2.3.2. Suspension depth effect.
Suspensions of S. aureus (10⁸ CFU/mL) in volumes of 20, 30, 40, and 50 mL (corresponding to different depths in the Petri dish) were exposed to a standardized 40-pulse treatment. Efficacy was assessed as log reduction.
2.3.3. Photorepair assessment.
UV-treated samples were divided for incubation for 3 hours at room temperature (~25°C) in either: a) Complete darkness or b) Visible light (under a standard cool white fluorescent lamp providing ~500 lux). Survival ratios were quantified after the incubation period to assess photoreactivation.
2.4. Statistical analysis
Results are expressed as mean ± standard deviation from three independent experiments (n = 3). One-way analysis of variance (ANOVA) followed by Tukey’s post-hoc test was used to analyze the effect of suspension depth. Student’s t-test was used for analyzing the significance of photorepair. D10-values (UV dose in mJ/cm² or number of pulses required for a 90% or 1-log₁₀ reduction) were calculated from the slope of the log-linear regression model fitted to the initial portion of the dose-response curves. Goodness-of-fit was assessed using the coefficient of determination (R²). A p-value of <0.05 was considered statistically significant.
3. Results
3.1. System spectral output and inactivation efficacy
The xenon flash lamp produces a broad-spectrum output with significant peaks in the germicidal UVC range (Fig 2), which is responsible for the observed microbial inactivation.After exposure to 200 pulses (a cumulative dose of 108 mJ/cm²), the following log reductions were achieved: P. aeruginosa: 1.66 ± 0.15, S. aureus: 1.45 ± 0.12, B. cereus: 1.50 ± 0.11, and B. megaterium spores: 0.63 ± 0.09.
3.2. Inactivation kinetics
Based on dose-response curves (Fig 3), D10-values were calculated and are presented in Table 1. P. aeruginosa was the most susceptible organism, while B. megaterium spores were the most resistant.
The lines represent the log-linear inactivation model calculated from the D10-values presented.

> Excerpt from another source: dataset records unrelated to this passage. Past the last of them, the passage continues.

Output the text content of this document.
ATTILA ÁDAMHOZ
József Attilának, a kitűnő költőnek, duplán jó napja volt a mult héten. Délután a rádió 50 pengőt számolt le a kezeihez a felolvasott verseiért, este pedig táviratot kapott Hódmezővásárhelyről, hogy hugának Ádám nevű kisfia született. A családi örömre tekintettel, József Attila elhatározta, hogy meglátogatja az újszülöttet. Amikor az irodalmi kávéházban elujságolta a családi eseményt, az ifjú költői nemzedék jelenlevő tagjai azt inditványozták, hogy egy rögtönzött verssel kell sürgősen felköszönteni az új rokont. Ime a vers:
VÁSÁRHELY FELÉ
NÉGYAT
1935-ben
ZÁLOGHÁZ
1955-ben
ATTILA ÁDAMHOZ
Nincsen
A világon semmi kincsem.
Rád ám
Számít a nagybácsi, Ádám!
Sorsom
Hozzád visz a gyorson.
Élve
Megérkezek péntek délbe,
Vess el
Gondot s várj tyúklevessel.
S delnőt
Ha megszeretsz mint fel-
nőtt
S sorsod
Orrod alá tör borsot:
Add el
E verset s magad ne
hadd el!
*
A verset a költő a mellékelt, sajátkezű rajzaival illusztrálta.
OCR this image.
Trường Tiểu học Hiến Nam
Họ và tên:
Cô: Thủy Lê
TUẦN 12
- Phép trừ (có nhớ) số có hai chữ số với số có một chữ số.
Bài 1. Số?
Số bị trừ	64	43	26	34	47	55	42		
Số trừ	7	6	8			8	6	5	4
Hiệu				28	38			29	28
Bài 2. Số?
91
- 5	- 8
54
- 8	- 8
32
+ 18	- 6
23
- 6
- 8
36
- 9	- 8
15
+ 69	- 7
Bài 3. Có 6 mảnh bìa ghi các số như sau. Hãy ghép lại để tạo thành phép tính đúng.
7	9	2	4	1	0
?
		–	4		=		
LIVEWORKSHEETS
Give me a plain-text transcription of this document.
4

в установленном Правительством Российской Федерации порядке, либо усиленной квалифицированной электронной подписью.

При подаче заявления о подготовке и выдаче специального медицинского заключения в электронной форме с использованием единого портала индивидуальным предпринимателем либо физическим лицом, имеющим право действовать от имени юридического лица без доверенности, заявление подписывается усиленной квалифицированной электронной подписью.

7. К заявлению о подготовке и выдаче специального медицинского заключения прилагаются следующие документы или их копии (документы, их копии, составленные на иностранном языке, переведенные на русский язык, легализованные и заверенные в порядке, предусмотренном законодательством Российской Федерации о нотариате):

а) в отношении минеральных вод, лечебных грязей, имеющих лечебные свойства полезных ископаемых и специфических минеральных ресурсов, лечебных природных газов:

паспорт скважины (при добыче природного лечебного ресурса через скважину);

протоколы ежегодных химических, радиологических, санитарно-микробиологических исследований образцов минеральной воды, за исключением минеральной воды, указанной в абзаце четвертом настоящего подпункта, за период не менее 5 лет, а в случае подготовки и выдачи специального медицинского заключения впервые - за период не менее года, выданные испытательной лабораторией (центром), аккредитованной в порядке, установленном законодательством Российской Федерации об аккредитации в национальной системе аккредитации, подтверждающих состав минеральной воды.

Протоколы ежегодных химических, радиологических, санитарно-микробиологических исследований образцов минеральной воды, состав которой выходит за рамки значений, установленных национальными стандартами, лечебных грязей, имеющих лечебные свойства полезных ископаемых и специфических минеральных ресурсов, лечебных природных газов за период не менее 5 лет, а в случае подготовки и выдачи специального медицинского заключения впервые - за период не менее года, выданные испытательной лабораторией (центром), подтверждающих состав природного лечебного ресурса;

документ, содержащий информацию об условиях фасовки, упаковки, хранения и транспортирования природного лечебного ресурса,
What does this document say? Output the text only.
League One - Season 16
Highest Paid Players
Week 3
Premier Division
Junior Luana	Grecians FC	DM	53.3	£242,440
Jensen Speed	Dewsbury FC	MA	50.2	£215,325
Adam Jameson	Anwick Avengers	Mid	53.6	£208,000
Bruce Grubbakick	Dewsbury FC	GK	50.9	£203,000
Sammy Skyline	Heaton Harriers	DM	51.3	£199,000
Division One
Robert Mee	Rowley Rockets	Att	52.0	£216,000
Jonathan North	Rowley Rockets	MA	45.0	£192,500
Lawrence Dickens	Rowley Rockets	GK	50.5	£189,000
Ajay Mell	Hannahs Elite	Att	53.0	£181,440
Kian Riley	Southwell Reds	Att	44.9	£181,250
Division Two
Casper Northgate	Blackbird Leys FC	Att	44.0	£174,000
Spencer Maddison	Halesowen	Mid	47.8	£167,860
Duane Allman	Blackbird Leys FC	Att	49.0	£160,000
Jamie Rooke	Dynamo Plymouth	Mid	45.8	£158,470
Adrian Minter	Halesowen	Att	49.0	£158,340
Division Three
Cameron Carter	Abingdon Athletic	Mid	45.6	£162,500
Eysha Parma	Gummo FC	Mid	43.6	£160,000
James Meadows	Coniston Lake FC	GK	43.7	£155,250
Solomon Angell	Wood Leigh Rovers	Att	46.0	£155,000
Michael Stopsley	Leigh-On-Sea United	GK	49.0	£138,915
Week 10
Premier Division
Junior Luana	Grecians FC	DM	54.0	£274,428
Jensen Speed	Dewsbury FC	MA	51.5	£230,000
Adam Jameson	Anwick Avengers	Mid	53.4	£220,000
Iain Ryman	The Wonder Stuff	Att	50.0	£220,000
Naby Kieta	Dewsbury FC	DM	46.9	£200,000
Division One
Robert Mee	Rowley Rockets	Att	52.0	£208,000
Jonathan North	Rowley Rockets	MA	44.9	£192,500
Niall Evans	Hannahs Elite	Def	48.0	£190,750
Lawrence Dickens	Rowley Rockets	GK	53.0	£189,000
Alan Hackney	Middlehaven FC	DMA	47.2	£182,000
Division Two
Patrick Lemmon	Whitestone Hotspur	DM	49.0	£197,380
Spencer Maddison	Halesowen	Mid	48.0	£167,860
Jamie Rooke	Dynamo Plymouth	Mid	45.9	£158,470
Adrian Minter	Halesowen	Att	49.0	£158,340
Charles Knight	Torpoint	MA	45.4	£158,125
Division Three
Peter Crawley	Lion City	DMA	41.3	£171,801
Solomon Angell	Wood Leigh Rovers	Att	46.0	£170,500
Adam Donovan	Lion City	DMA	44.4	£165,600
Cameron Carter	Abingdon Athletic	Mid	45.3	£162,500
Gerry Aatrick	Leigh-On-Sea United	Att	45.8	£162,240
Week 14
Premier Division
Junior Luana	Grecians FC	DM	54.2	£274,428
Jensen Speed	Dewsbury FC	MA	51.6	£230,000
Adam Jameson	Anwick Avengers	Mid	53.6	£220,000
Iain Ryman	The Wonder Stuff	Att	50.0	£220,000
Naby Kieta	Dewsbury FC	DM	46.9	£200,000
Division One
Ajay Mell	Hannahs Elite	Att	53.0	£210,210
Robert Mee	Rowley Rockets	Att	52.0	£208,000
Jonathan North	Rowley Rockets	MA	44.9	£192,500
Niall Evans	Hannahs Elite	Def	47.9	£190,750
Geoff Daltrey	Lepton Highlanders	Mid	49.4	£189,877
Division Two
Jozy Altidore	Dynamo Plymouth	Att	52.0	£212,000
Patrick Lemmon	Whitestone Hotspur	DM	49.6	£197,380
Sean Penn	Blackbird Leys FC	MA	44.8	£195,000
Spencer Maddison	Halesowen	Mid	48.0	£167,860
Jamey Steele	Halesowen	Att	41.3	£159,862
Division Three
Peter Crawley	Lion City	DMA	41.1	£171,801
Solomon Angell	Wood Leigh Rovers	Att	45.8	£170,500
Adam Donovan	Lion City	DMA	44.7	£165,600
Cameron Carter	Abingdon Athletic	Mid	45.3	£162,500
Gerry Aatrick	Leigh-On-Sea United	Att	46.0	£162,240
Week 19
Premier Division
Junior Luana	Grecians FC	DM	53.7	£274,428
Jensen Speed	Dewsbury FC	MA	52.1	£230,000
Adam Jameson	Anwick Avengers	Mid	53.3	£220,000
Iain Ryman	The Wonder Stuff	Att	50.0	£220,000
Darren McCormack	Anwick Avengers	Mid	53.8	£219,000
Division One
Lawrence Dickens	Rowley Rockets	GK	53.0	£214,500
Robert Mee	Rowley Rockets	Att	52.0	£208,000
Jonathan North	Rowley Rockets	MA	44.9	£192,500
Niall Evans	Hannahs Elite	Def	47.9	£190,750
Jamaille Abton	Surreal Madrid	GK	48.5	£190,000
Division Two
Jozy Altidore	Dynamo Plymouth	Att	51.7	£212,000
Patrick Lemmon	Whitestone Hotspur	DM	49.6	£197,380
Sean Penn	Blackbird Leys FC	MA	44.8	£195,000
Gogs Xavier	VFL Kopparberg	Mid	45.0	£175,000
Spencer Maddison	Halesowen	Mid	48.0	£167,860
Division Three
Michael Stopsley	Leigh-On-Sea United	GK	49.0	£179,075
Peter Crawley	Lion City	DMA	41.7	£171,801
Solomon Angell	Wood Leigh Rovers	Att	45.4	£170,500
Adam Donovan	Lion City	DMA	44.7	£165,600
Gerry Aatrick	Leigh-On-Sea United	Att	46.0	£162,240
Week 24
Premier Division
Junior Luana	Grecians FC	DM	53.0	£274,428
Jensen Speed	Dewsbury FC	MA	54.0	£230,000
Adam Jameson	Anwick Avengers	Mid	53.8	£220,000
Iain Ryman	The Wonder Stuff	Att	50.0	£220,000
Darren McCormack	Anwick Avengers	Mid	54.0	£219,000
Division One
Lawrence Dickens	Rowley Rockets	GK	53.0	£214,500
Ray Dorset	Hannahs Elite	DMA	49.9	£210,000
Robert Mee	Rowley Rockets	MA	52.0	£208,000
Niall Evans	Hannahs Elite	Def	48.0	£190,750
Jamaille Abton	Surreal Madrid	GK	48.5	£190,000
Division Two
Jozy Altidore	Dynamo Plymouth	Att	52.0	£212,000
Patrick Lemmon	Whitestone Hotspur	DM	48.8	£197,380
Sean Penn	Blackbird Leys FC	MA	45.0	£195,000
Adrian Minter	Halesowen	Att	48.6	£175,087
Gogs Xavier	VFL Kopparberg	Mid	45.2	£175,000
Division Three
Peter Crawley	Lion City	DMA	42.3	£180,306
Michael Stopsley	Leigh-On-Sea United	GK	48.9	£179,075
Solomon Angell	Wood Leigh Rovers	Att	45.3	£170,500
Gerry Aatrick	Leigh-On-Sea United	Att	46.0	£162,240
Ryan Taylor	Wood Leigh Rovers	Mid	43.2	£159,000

3.3. Depth-dependent efficacy
Increasing the volume (and thereby depth) of the suspension significantly reduced PUV effectiveness for S. aureus (p < 0.01), as detailed in Table 2.
3.4. Photorepair activity
Significant photoreactivation was observed in the two non-spore-forming species when exposed to visible light (Table 3). P. aeruginosa and S. aureus showed a statistically significant increase in survival compared to dark controls (p < 0.01).
4. Discussion
This study systematically evaluated the efficacy of high-intensity pulsed ultraviolet light against key nosocomial pathogens, confirming its potent germicidal activity. Our main findings indicate that disinfection efficiency is critically dependent on the applied UV dose, pathogen type and physiology (vegetative vs. spore), and environmental conditions such as liquid depth.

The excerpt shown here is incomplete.